Setelah sekian lama mengajarkan agama Islam, Cakra Jaya mengadakan khataman (syukuran karena telah selesai membaca Al-Quran sampai Khatam). Ia menyembelih seekor kambing. Cakra Jaya juga berniat mendirikan sebuah padepokan. Akan tetapi, sebelum padepokan tersebut berdiri, ia telah dipanggil oleh Sunan Kalijaga untuk kembali dan menjadi wali yang ke-27. Calon padepokan Cakra Jaya yang saat itu sudah dibatur (dicangkul menjadi lahan bangunan) disebut Sebatur.

Dalam perjalanan pulang, Cakra Jaya berhenti disebuah daerah yang saat ini disebut sebagai Gomangu (Tegamangu: termangu-mangu antara tega dan tidak). Kebimbangan Cakra Jaya inilah yang pada akhirnya merubah nama Deganing menjadi Teganing: tega ninggal artinya ‘berani meninggalkan’. Teganing juga merupakan pepiling (pengingat) tiga pilar kehidupan. Teganing; tiga wening; tiga peringatan, yaitu: ingat akan Tuhan, ingat akan negara/pemerintahan, dan ingat akan keluarga. Tiga pesan inilah yang harus diingat dan dipahami oleh masyarakat Teganing untuk mencapai kemakmuran hidup.

Dari Gomangu menuju barat, seorang teman Cakra Jaya meninggal, maka dibuatlah nisan dari batu sebagai pertandanya. Sampai saat ini wilayah tersebut dikenal dengan sebutan Mejan (mejan: batu menyerupai meja; nisan).
Di Mejan itulah, sebelum akhirnya pulang menuju Demak, Cakra Jaya menginggalkan pesan terakhirnya, bahwa pada suatu ketika, saat anak-cucu atau generasi selanjutnya telah datang, akan ditemukan emas sebesar gajah di Teganing. Pesan tersebut terbukti. Saat ini terdapat sebuah gunung yang menjadi salah satu wisata alam di Teganing. Gunung tersebut berbentuk menyerupai gajah sehingga dinamai Gunung Gajah.

Cakra Jaya meninggalkan banyak kesan bagi masyarakat Teganing. Selain padepokan Sebatur yang sampai saat ini masih dirawat oleh masyarakat, Cakra Jaya juga meninggalkan dua buah batu yang disebut watu gandik (sekarang tinggal satu batu: dicuri).
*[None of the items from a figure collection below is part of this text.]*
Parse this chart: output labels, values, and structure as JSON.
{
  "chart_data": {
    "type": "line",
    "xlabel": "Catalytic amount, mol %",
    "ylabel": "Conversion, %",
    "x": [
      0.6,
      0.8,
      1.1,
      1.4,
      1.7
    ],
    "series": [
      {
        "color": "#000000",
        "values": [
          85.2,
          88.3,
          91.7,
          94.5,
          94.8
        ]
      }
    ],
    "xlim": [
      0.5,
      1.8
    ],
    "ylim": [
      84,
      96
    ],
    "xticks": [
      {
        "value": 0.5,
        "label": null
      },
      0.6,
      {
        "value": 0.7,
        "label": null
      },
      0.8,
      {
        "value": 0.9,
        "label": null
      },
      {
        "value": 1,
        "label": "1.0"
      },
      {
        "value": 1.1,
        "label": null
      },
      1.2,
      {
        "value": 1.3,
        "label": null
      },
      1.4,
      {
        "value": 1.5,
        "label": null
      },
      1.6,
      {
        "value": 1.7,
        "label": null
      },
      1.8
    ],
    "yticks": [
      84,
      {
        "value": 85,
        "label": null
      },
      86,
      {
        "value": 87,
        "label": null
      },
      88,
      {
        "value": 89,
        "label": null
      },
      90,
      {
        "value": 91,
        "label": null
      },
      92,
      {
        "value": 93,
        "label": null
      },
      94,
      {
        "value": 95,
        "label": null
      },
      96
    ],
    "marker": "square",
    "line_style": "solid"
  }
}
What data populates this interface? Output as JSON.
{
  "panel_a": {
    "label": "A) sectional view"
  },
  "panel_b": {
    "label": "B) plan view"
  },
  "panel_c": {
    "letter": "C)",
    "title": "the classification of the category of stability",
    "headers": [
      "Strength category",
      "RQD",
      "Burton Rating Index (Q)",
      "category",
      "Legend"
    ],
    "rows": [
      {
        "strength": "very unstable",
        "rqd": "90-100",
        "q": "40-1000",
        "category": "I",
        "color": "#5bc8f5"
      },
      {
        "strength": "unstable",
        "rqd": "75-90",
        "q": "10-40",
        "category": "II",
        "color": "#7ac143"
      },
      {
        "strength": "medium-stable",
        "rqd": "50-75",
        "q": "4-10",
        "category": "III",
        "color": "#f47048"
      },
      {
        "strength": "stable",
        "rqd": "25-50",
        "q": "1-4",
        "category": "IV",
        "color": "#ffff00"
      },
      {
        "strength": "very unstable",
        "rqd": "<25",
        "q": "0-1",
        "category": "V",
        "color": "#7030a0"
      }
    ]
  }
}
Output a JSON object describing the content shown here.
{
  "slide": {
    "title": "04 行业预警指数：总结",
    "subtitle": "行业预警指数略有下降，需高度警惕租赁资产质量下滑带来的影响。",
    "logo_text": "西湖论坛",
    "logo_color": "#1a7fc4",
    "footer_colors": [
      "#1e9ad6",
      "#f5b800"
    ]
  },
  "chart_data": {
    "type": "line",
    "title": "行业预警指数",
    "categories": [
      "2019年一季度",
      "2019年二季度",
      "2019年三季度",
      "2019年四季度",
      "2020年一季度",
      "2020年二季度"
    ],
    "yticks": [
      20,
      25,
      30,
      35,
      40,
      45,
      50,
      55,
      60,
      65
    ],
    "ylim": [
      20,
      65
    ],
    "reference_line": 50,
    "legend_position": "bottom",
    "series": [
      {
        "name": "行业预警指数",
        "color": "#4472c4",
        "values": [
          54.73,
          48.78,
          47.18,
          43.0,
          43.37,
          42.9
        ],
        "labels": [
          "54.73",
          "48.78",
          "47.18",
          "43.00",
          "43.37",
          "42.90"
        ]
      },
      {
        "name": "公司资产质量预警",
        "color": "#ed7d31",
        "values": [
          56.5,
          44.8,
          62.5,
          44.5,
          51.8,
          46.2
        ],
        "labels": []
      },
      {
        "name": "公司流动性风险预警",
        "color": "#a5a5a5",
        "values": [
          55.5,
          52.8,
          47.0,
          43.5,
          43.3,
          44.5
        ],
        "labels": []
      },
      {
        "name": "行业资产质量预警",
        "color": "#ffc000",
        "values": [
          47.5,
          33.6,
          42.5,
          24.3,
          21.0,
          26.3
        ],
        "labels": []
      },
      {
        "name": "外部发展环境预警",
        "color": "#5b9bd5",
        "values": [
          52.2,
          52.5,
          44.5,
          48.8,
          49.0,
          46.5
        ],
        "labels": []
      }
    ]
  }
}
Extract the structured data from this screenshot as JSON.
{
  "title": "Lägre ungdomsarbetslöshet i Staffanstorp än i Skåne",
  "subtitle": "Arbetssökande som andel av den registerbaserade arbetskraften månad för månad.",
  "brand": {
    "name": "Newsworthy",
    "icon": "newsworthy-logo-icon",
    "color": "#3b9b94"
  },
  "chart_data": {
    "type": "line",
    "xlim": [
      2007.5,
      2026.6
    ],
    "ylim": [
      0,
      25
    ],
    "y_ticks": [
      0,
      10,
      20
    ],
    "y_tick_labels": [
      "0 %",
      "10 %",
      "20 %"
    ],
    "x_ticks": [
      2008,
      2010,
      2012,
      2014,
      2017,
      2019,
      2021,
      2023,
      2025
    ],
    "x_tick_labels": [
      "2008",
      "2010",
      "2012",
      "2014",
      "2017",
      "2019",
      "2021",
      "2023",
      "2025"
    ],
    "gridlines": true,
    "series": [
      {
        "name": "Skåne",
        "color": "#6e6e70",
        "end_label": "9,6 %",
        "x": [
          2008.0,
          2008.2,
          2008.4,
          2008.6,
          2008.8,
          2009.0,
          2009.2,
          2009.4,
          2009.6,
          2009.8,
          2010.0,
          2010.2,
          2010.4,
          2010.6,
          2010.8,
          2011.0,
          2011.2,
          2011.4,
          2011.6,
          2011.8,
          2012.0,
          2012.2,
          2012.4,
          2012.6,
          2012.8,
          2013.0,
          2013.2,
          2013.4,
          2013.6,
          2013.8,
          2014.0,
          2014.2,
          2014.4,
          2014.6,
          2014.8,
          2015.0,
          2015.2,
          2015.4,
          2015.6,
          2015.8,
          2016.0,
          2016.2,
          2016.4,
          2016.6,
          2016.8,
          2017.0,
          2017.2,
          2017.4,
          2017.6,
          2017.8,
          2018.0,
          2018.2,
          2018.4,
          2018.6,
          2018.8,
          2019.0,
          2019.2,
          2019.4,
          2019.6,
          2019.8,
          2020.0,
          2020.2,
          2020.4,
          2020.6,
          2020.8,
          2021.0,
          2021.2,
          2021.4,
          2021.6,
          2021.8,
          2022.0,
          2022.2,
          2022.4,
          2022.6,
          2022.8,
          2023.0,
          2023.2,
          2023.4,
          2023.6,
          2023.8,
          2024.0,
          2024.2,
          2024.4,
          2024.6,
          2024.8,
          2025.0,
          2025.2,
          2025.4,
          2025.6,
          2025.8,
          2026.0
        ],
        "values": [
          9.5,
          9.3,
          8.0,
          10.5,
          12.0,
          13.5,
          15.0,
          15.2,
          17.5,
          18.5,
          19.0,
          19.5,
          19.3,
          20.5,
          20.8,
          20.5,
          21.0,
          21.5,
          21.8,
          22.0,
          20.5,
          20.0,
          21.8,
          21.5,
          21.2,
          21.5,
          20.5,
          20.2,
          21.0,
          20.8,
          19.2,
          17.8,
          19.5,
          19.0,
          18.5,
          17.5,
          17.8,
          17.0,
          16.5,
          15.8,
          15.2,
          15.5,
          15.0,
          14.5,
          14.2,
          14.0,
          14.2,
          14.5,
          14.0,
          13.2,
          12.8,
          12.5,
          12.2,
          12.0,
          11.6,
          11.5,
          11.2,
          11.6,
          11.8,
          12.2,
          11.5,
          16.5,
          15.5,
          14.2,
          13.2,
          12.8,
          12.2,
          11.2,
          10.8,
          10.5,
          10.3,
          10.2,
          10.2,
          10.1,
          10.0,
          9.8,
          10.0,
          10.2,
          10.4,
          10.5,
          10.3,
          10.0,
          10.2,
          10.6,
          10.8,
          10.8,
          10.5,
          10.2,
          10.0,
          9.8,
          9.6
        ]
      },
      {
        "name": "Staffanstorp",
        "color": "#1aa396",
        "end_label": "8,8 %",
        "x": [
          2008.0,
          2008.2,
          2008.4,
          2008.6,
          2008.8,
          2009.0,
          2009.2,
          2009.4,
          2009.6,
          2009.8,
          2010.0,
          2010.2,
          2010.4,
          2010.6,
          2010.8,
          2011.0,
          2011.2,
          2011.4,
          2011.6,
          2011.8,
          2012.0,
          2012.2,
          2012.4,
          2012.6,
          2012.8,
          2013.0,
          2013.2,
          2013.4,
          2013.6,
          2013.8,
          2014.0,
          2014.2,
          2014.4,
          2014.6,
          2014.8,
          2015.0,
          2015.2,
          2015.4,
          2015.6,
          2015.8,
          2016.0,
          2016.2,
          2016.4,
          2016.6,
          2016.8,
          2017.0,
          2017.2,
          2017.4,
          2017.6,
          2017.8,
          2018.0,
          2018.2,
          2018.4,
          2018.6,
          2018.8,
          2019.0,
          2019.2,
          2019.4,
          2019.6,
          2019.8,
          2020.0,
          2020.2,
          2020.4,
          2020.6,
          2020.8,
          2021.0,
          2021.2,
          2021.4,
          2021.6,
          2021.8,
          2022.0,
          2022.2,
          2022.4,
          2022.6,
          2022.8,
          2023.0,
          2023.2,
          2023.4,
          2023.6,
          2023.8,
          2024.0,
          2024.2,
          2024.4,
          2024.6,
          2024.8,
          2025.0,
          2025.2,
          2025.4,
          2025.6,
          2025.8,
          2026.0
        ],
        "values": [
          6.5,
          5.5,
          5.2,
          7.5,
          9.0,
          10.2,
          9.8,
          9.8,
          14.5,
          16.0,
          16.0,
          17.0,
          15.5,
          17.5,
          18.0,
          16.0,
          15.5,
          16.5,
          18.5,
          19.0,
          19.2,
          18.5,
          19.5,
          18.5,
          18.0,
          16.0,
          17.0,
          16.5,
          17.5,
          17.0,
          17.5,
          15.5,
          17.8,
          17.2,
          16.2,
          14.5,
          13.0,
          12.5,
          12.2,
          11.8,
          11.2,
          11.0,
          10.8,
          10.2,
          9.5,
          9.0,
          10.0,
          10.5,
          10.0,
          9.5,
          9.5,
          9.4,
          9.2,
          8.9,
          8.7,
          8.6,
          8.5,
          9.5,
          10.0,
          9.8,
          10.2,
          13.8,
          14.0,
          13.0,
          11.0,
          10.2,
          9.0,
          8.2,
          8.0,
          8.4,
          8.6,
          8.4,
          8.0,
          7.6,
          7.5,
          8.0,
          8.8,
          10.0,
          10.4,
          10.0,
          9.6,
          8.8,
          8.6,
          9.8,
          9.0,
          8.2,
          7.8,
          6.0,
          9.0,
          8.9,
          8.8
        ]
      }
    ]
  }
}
Batu tersebut menyerupai gelas panjang, diletakkan di atas sebuah batu lebar menerupai nampan, di tengah-tengah lahan Sebatur. Pada zaman dahulu, watu gandik digunakan sebagai sarana dakwah Cakra Jaya.
Watu gandik membawa amanat bahwa manusia hidup berasal dari dua unsur, yaitu Adam dan Hawa, atau laki-laki dan perempuan. Pesan selanjutnya adalah manusia harus hidup dengan dua pegangan, yakni Al Quran dan Hadits.

Sebatur sampai saat ini masih digunakan masyarakat sebagai sarana mengucap syukur dan mendoakan pendahulu mereka. Setiap satu tahun sekali, yakni pada hari Rabu terakhir bulan Sapar, masyarakat mengadakan selamatan di Sebatur. Selamatan tersebut juga dilengkapi dengan pagelaran Jaran Kepang. Seiring perjalanan zaman, masyarakat Teganing mengadakan ritual di Sebatur dengan mengarak Gunungan dari Njepati ke Sebatur. Arak-arakan dilakukan dengan berbusana Jawa. Selain untuk mendoakan para pendahulu, ritual ini juga menjadi sarana bersyukur atas hasil panen yang melimpah selama satu tahun.
Cerita Sebatur ini adalah salah satu warisan budaya. Oleh karena itu, dokumentasi baik lisan atau pun tulis harus tetap dilakukan. Menceritakan secara turun-temurun merupakan salah satu upaya untuk menjaga warisan budaya tersebut.